Moi, Jean, j’ai vu un ciel nouveau et une terre nouvelle, car le premier ciel et la première terre s’en étaient allés et, de mer, il n’y en a plus. Et la Ville sainte, la Jérusalem nouvelle, je l’ai vue qui descendait du ciel, d’auprès de Dieu, prête pour les noces, comme une épouse parée pour son mari. Et j’entendis une voix forte qui venait du Trône. Elle disait : « Voici la demeure de Dieu avec les hommes ; il demeurera avec eux, et ils seront ses peuples, et lui-même, Dieu avec eux, sera leur Dieu. Il essuiera toute larme de leurs yeux, et la mort ne sera plus, et il n’y aura plus ni deuil, ni cri, ni douleur : ce qui était en premier s’en est allé. » Alors celui qui siégeait sur le Trône déclara : « Voici que je fais toutes choses nouvelles. ».

Un ciel nouveau et une terre nouvelle ! Selon le livre de la Révélation (ou Apocalypse) une nouvelle création est à l’horizon de l’histoire. Elle a été inaugurée par la résurrection de Jésus, et même si les malheurs des temps donnent à penser le contraire, elle est en train de faire inexorablement son œuvre de vie. C’est ainsi que l’auteur du livre encourage les disciples de Jésus à tenir bon dans les épreuves qu’ils traversent.

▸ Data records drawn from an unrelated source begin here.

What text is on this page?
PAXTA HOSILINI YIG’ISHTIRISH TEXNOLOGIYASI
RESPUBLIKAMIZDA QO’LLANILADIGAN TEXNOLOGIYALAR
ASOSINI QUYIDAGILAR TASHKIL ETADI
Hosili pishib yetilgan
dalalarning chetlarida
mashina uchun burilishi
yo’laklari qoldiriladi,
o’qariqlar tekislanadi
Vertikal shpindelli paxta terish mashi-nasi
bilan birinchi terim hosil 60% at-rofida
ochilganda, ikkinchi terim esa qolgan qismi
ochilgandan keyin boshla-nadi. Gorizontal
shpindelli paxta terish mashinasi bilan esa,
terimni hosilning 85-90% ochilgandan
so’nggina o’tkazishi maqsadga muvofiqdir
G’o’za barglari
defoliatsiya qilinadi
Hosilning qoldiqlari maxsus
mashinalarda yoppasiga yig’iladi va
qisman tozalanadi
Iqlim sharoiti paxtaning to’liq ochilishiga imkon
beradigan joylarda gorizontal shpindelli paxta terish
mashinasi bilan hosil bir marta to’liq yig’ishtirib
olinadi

L’extrait retenu évoque donc la fin du processus initié par la résurrection. Une façon de saisir son l'importance de ce texte est de le lire en lien avec ce que la Genèse dit de la première création. Au chapitre 1 de la Genèse, le monde réel est présenté comme le résultat d’une victoire de Dieu sur le chaos initial. Pour créer le ciel, les mers et la terre, il a dompté les abysses chaotiques par la seule force de sa parole pour instaurer l’équilibre sur lequel repose le monde. Mais cet équilibre reste instable, comme le montre le récit du déluge (Genèse 6-8). De même pour la lumière que Dieu a imposée dans les ténèbres originaires, dont la nuit continue d’être le domaine. Mais ici aussi, le déséquilibre guette, comme en témoignent les ténèbres qui envahissent l’Égypte quand Pharaon s’obstine à refuser la liberté que Dieu revendique pour les fils d’Israël (Exode 10,20-23) ou quand elles couvrent la terre au moment de la mort de Jésus.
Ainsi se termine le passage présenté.